JOURNAL ARTICLE

Minimal NF-κB activity in neurons

Samuel J Listwak, Priyanka Rathore, Miles Herkenham
Neuroscience 2013 October 10, 250: 282-299
23872390
Nuclear factor-kappa B (NF-κB) is a ubiquitous transcription factor that regulates immune and cell-survival signaling pathways. NF-κB has been reported to be present in neurons wherein it reportedly responds to immune and toxic stimuli, glutamate, and synaptic activity. However, because the brain contains many cell types, assays specifically measuring neuronal NF-κB activity are difficult to perform and interpret. To address this, we compared NF-κB activity in cultures of primary neocortical neurons, mixed brain cells, and liver cells, employing Western blot of NF-κB subunits, electrophoretic mobility shift assay (EMSA) of nuclear κB DNA binding, reporter assay of κB DNA binding, immunofluorescence of the NF-κB subunit protein p65, quantitative real-time polymerase chain reaction (PCR) of NF-κB-regulated gene expression, and enzyme-linked immunosorbent assay (ELISA) of produced proteins. Assay of p65 showed its constitutive presence in cytoplasm and nucleus of neurons at levels significantly lower than in mixed brain or liver cells. EMSA and reporter assays showed that constitutive NF-κB activity was nearly absent in neurons.

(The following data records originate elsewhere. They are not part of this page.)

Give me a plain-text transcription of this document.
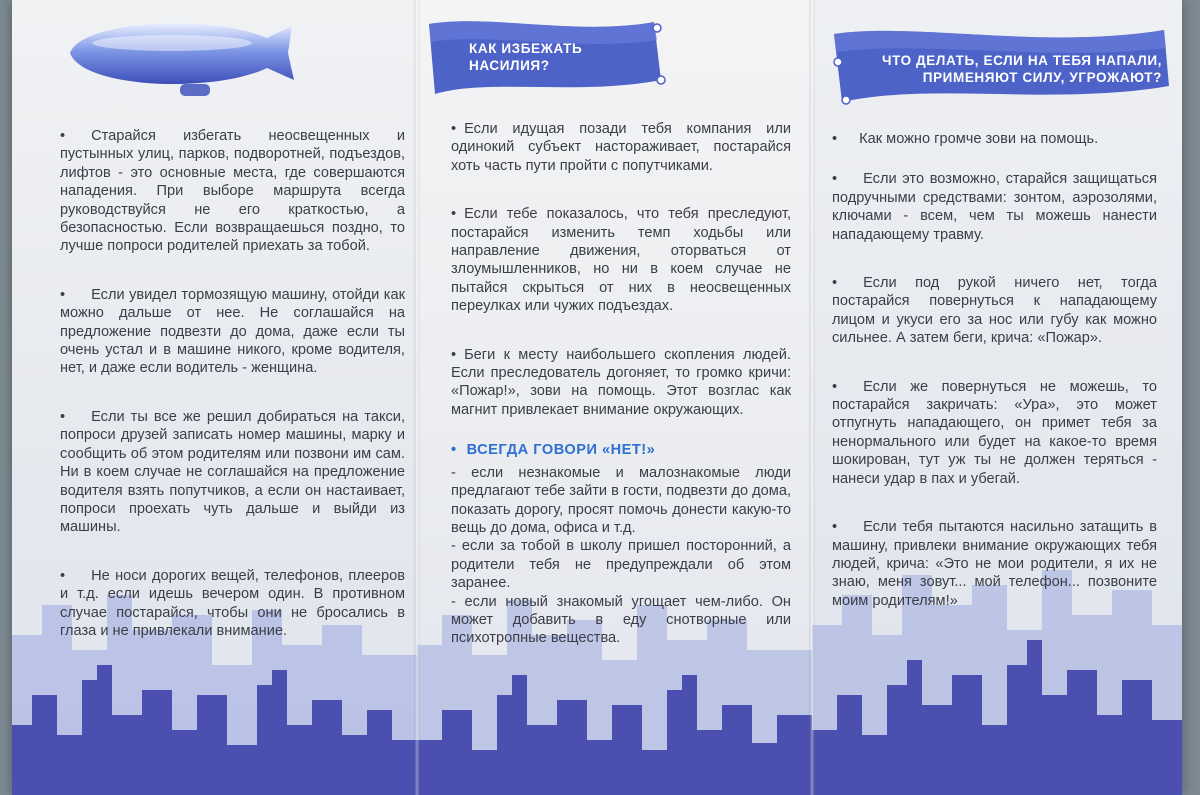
• Старайся избегать неосвещенных и пустынных улиц, парков, подворотней, подъездов, лифтов - это основные места, где совершаются нападения. При выборе маршрута всегда руководствуйся не его краткостью, а безопасностью. Если возвращаешься поздно, то лучше попроси родителей приехать за тобой.

• Если увидел тормозящую машину, отойди как можно дальше от нее. Не соглашайся на предложение подвезти до дома, даже если ты очень устал и в машине никого, кроме водителя, нет, и даже если водитель - женщина.

• Если ты все же решил добираться на такси, попроси друзей записать номер машины, марку и сообщить об этом родителям или позвони им сам. Ни в коем случае не соглашайся на предложение водителя взять попутчиков, а если он настаивает, попроси проехать чуть дальше и выйди из машины.

• Не носи дорогих вещей, телефонов, плееров и т.д. если идешь вечером один. В противном случае постарайся, чтобы они не бросались в глаза и не привлекали внимание.

КАК ИЗБЕЖАТЬ
НАСИЛИЯ?

• Если идущая позади тебя компания или одинокий субъект настораживает, постарайся хоть часть пути пройти с попутчиками.

• Если тебе показалось, что тебя преследуют, постарайся изменить темп ходьбы или направление движения, оторваться от злоумышленников, но ни в коем случае не пытайся скрыться от них в неосвещенных переулках или чужих подъездах.

• Беги к месту наибольшего скопления людей. Если преследователь догоняет, то громко кричи: «Пожар!», зови на помощь. Этот возглас как магнит привлекает внимание окружающих.

• ВСЕГДА ГОВОРИ «НЕТ!»
- если незнакомые и малознакомые люди предлагают тебе зайти в гости, подвезти до дома, показать дорогу, просят помочь донести какую-то вещь до дома, офиса и т.д.
- если за тобой в школу пришел посторонний, а родители тебя не предупреждали об этом заранее.
- если новый знакомый угощает чем-либо. Он может добавить в еду снотворные или психотропные вещества.
ЧТО ДЕЛАТЬ, ЕСЛИ НА ТЕБЯ НАПАЛИ,
ПРИМЕНЯЮТ СИЛУ, УГРОЖАЮТ?

• Как можно громче зови на помощь.

• Если это возможно, старайся защищаться подручными средствами: зонтом, аэрозолями, ключами - всем, чем ты можешь нанести нападающему травму.

• Если под рукой ничего нет, тогда постарайся повернуться к нападающему лицом и укуси его за нос или губу как можно сильнее. А затем беги, крича: «Пожар».

• Если же повернуться не можешь, то постарайся закричать: «Ура», это может отпугнуть нападающего, он примет тебя за ненормального или будет на какое-то время шокирован, тут уж ты не должен теряться - нанеси удар в пах и убегай.

• Если тебя пытаются насильно затащить в машину, привлеки внимание окружающих тебя людей, крича: «Это не мои родители, я их не знаю, меня зовут... мой телефон... позвоните моим родителям!»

Induced activity was minimal--many fold lower than in other cell types, as measured by phosphorylation and degradation of the inhibitor IκBα, nuclear accumulation of p65, binding to κB DNA consensus sites, NF-κB reporting, or induction of NF-κB-responsive genes. The most efficacious activating stimuli for neurons were the pro-inflammatory cytokines tumor necrosis factor α (TNFα) and interleukin-beta (IL-β). Neuronal NF-κB was not responsive to glutamate in most assays, and it was also unresponsive to hydrogen peroxide, lipopolysaccharide, norepinephrine, ATP, phorbol ester, and nerve growth factor. The chemokine gene transcripts CCL2, CXCL1, and CXCL10 were strongly induced via NF-κB activation by TNFα in neurons, but many candidate responsive genes were not, including the neuroprotective genes SOD2 and Bcl-xL. Importantly, the level of induced neuronal NF-κB activity in response to TNFα or any other stimulus was lower than the level of constitutive activity in non-neuronal cells, calling into question the functional significance of neuronal NF-κB activity.